We believe
Every Sunday, millions of Christians recite either the Apostles' or the Nicene Creed. The first evolved over several centuries and first appears in the writings of St. Ambrose in 390 c.e.; the second was formalized by 318 bishops assembled to battle the Arian heresy at the Council of Nicea in 325. Some of us sleepwalk through the exercise of saying the creed, thinking of other things. Others puzzle over the creed's strange language or find offense in what it seems to say. Moderns who find these and other creeds boring or dated have antecedents in Anabaptist and other free-church traditions which, 500 years ago, decided that a fixed structure of belief was less desirable than a good heart and an open mind. Creeds, these traditions assume, close minds and harden hearts.
''Perhaps few fully appreciate what a remarkable thing they are doing," writes Luke Timothy Johnson, a Catholic theologian teaching New Testament at Candler School of Theology (United Methodist) in Atlanta. ''The creed does more than declare what Christians believe. It challenges those who recite [it] week by week to live as though that which they recite is true.'' Johnson prefers the Apostles' to the Nicene Creed because it says what needs to be said without losing itself in confusing philosophical constructs that turn off postmoderns. ''I have grown in my appreciation of how important it is for the church to have a communal sense of identity,'' he says, ''and how hard that is to come by without something like a creed."
Like many Catholic and non-Catholic Christians, Johnson memorized the creed as a child. But he was slow to appreciate what it is and what it does for contemporary believers. Life experience, broader reading and a growing awareness of the deeply confused state of many of today's faithful led him to abandon his earlier prejudices and write this creed-affirming book, primarily addressed to those Catholics and non-Catholics ''who still stumble through [the creed] as an act of piety because the church tells them to." Johnson affirms the value of the creed as a defining faith symbol, as well as a unifying act of worship with a broad ecumenical consensus. Almost paradoxically, he speaks of the creed as both a definer of clear boundaries and as an inclusive standard.
For all his careful historical and liturgical scholarship, Johnson is surprisingly flexible when it comes to accepting certain creedal variables. ''The church is a large stumbling block to faith," he says. "A case in point is the 'filioque' clause, proclaimed at the Council of Toledo in 589 c.e. There, and subsequently, the Western church declared that the Holy Spirit proceeded from both the Father 'and the Son.'" This innovation was not at all acceptable to Eastern Orthodoxy. It was a major factor in the breakdown of relations between Latin- and Greek-speaking Christians during the following centuries. The church in the West made "filioque" official without consulting with or winning the approval of the Eastern churches. The latter never accepted this addition, and it became a point of contention (along with church polity issues) that ultimately led to the 11th-century split between Eastern and Western Christendom. Johnson comments that this is the kind of theological micro-speculation that gives creeds a bad name.
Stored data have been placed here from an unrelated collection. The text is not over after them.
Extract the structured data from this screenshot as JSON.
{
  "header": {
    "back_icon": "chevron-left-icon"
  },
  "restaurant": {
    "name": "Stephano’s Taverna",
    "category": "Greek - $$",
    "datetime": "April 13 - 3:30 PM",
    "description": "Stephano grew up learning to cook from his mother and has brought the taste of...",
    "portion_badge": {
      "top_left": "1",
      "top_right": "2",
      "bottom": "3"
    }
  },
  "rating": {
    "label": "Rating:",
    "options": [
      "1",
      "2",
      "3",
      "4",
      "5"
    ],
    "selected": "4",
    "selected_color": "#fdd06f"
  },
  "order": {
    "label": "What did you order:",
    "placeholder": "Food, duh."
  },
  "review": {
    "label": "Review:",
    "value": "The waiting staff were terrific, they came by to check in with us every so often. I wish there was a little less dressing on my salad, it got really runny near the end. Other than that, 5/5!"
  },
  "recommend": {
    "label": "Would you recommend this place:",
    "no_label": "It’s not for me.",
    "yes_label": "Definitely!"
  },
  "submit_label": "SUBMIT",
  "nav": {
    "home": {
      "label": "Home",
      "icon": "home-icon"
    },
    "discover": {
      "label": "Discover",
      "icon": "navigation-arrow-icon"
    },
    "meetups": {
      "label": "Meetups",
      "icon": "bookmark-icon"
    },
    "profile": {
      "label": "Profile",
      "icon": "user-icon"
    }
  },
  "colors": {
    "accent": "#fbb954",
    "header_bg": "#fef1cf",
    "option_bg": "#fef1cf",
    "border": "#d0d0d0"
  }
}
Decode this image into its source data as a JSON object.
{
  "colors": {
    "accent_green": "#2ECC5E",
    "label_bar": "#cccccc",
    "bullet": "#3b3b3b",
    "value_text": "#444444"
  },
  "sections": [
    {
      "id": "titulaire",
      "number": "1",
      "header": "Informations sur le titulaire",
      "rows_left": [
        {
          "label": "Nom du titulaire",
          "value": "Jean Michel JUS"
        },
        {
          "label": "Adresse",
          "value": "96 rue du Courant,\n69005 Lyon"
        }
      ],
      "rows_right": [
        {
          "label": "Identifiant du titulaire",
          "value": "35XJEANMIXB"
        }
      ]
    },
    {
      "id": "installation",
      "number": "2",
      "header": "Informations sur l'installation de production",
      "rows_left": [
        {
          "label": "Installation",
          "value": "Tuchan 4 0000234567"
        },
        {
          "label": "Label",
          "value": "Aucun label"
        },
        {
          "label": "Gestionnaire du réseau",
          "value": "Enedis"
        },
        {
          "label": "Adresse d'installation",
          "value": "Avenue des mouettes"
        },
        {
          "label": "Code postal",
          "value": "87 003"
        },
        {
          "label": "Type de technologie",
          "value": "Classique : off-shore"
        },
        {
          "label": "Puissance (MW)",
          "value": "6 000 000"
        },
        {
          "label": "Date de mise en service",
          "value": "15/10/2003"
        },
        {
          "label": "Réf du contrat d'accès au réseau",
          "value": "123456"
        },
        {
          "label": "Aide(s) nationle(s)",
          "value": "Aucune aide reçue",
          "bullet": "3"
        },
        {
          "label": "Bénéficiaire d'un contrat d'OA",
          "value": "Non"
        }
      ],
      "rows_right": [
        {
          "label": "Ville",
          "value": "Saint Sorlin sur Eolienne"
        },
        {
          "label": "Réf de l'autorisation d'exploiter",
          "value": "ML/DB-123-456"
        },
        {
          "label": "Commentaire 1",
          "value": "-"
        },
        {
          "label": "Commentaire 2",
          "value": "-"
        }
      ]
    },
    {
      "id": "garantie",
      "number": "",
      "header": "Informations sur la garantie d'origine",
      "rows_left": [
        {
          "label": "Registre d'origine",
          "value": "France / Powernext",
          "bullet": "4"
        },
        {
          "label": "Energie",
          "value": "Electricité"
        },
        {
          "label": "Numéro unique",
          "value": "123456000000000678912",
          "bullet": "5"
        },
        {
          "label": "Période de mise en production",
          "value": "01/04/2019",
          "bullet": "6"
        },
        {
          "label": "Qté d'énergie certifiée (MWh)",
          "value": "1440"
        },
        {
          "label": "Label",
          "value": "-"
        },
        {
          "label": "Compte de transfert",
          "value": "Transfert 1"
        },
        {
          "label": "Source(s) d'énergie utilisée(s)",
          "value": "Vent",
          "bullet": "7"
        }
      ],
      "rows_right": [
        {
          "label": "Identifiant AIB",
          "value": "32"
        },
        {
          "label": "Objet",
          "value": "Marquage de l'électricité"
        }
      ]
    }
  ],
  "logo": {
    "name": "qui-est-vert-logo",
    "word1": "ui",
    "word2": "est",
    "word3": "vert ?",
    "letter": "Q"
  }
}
This readable book aims to help both those with and without an extensive theological education to engage the creed more passionately. Johnson writes for people who say the creed but do not understand it and therefore do not grasp what a radical and offensive act they engage in at worship. ''I want to make the creed more controversial (and counter-cultural) rather than less . . . for the right . . . rather than the wrong reasons," he says. He is well aware of the standard arguments, ancient and modern, against the potentially divisive appearance of doctrinal statements in general and the ecumenical creeds in particular. The book challenges these by focusing on congregational life and dealing with both the intellectual and experiential dynamics of creedal worship.
While seeker services eschew most classic Christian symbols, creedal worship values and affirms them. These images and meanings register subliminally and, over time, provide both individuals and their communities with belief-awareness and self-definition.
Ultimately, this book is not so much a theological history of the comparative development of two creeds as a defense of their contemporary celebrative value in the worshiping community. The Creed carefully and accessibly engages theological truths. It convincingly argues that communal and personal faith is enhanced through consistent liturgical discipline.